It was a startling reminder that Central Canada is an earthquake zone.
Shortly after 1:40 p.m. on Wednesday, a 5.0-magnitude earthquake was felt across Ontario and Quebec, rattling homes and buildings from Sudbury to Quebec City, and as far south as New York City. Closer to the quake's epicentre, about 55 kilometres north of Ottawa, workers evacuated downtown buildings, pouring into city streets by the thousands, dodging falling objects and broken glass.
While no major injuries were reported, earthquake experts said geological faults throughout Quebec and in Ontario - near nuclear plants - could bring disaster in the future to a region that is not ready for a big quake.
"In the west, they're prepared: they design their buildings, they teach children in schools what to do," said Arsalan Mohajer, a professor of geology at the University of Toronto. "But in the east, we don't think it's going to happen. We'll be caught by surprise."
Dr. Mohajer said that faults run across Ontario and Quebec, and are potentially disastrous. He said a fault that runs along the St. Lawrence river valley is particularly threatening, meaning areas near Montreal, Cornwall and Quebec City could have large earthquakes in the future. Similar faults exist in the Niagara-Pickering area, he said, "inconveniently close to Toronto and safety-related nuclear facilities east of the city."
Wednesday's quake happened in the western Quebec seismic zone, which runs from Montreal to Timiskaming, Alan Baird of Queen's University said. Generally, earthquakes occur at plate boundaries where the rigid masses that make up the earth's outer shell rub and push at one another. The areas of the world best known for earthquake activity are found where plates bump and slide under one another. But Wednesday's quake, Dr. Baird said, was an "intraplate quake," which means it happened within a plate, as opposed to at a plate boundary.
The area is a "weak zone," he explained, where low to moderate seismic activity is common, and the result of stress built up within the plate from constant pushing at the boundaries.
Across central Canada, reports flooded in from those startled by the tremor.
Samantha Clement of L'Ange Gardien, Que., had just got her daughter to fall asleep when the shaking started. "At first, it felt like there was a big truck coming down the road," she said. "Then it was like an explosion from afar."
Ms. Clement gathered up her crying daughter and ran out to join her neighbours on the street. When she returned, she said, she found a two-inch crack on the ceiling of her upstairs hallway.
Meanwhile, the mayor of Gracefield, Que., declared a state of emergency after the earthquake damaged several buildings, including a hotel and the town church. Eric Alie, a mechanic for the town, said the church is closed because the roof was badly damaged.

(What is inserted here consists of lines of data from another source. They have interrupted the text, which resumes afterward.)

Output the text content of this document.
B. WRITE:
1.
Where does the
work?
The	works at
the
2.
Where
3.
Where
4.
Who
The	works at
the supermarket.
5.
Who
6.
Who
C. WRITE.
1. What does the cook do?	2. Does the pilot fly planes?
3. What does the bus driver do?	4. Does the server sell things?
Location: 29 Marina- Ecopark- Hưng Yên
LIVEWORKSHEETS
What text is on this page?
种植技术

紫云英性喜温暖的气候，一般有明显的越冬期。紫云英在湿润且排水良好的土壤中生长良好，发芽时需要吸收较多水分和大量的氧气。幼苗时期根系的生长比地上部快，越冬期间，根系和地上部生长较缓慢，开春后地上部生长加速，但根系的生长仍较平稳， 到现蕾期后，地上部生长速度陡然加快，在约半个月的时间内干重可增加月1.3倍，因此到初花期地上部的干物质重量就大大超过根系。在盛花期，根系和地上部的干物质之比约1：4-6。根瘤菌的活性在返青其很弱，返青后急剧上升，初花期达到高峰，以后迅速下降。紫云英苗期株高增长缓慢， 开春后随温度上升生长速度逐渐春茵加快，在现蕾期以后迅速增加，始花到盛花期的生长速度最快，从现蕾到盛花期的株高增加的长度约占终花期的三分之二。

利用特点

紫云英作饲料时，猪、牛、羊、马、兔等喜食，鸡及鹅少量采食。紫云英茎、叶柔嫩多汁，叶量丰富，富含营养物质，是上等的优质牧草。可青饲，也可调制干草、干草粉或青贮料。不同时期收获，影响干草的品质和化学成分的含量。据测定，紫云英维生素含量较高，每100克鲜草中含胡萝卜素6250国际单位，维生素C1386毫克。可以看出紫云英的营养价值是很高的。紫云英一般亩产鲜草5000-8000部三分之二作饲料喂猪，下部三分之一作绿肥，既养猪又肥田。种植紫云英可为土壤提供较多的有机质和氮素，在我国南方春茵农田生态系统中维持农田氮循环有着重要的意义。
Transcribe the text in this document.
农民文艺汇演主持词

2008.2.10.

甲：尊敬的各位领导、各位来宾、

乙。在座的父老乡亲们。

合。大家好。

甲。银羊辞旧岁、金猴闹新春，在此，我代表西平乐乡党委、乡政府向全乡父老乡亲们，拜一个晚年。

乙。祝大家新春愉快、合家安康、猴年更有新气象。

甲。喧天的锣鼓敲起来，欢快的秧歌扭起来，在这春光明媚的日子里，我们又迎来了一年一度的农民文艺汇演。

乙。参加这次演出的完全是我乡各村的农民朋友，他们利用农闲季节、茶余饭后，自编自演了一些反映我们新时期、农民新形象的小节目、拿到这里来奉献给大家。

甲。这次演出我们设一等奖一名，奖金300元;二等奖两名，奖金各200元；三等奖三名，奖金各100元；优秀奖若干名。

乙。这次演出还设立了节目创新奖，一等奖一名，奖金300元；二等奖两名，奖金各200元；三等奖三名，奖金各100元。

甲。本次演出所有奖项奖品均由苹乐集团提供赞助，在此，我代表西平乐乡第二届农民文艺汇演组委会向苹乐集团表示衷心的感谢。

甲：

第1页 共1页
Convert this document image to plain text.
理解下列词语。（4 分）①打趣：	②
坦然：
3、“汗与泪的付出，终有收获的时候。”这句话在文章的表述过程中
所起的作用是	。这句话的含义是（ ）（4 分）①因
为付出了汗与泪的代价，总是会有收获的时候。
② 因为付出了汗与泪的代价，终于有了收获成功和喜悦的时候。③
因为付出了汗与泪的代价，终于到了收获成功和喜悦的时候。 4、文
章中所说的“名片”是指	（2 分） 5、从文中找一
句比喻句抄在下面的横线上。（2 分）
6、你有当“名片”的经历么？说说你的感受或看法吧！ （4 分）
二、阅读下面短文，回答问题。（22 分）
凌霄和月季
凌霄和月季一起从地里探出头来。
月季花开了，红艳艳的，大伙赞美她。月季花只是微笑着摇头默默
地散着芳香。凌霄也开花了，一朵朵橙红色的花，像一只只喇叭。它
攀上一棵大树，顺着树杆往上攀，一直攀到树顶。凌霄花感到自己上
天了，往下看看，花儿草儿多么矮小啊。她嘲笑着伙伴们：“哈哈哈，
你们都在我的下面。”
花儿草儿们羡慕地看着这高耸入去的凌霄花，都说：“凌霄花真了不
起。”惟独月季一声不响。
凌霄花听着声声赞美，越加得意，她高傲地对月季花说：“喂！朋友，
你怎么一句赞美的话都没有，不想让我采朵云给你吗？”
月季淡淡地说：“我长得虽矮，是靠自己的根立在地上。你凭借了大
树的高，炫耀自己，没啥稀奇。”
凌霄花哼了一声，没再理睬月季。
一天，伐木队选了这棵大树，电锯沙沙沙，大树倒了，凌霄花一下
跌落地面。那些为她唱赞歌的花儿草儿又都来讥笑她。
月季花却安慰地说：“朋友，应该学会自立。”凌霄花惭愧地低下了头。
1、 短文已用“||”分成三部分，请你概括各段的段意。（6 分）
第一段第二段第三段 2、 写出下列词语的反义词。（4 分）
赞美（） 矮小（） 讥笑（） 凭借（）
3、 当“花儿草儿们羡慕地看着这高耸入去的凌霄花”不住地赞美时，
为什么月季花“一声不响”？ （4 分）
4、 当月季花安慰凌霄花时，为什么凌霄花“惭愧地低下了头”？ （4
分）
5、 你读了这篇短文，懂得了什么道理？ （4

On Parliament Hill in Ottawa, where the Senate was still in session, Senators were sent running onto the Parliament lawn after seeing chandeliers swinging and hearing the sound of glass windows crunching.
"We're having some contentious debates, so we were wondering if it was a message from the gods," joked Sen. Marjory LeBreton.
And for a city already on edge due to the upcoming G20 summit, Wednesday afternoon's tremors had many in Toronto panicking.
"We had a few conspiracy theories going," said James Lorimer, who works on the 37th floor of the First Canadian Place, the country's tallest office building. Just that morning, one of the city's subway lines had been shut down due to a "suspicious package," and some initially thought the shaking could be an act of terrorism or protest.